Na última sexta-feira, Pazuello anunciou que os estados não precisariam mais reter a metade das doses para garantir a segunda rodada de aplicações. A justificativa foi de que uma nova chegada de ingrediente farmacêutico ativo (IFA) da China garantiria a continuidade da oferta das vacinas. Mas, ontem, recuou da decisão, algo que mantém lento o ritmo da imunização.
“Tendo em vista o intervalo entre a primeira dose e a segunda (dois a quatro semanas), e considerando que ainda não há um fluxo de produção regular da vacina, orienta-se que a segunda dose seja reservada para garantir que o esquema vacinal seja completado dentro desse período, evitando prejuízo nas ações de vacinação”, reorientou a pasta.

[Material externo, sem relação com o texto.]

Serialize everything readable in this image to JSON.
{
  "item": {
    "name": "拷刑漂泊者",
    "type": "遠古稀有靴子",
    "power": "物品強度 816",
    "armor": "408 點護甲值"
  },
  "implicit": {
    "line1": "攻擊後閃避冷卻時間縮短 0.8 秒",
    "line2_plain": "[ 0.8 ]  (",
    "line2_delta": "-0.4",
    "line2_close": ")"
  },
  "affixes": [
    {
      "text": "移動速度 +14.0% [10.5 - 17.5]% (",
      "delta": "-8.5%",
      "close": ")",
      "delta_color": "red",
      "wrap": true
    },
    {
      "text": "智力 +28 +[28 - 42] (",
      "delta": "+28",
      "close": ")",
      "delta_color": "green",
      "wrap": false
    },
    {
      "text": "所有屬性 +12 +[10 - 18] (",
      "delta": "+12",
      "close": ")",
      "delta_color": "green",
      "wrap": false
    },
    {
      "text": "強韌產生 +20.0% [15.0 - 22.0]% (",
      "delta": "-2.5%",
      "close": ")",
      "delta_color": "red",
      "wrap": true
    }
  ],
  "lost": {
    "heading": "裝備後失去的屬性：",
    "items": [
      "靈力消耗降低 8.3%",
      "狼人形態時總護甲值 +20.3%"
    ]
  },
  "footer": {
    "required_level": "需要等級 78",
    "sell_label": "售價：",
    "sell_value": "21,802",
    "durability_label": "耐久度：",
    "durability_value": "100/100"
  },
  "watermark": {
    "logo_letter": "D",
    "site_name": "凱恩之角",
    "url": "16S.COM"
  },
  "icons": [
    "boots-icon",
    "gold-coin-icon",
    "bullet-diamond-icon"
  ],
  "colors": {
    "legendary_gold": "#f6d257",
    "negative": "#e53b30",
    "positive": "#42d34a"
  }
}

O Instituto Butantan, responsável pela finalização da CoronaVac, indicou que não haverá interrupções nas liberações de fármacos já acertadas com o ministério. “Com relação à matéria-prima, ontem (segunda-feira) foi autorizada a importação de 8,2 mil litros da China, que devem chegar na semana que vem. Mais uma partida chegando. Nesse momento, não temos nenhuma previsão de problema com o fluxo de matéria-prima”, disse o diretor do Butantan, Dimas Covas, durante coletiva de imprensa na última terça-feira. (BL e MEC)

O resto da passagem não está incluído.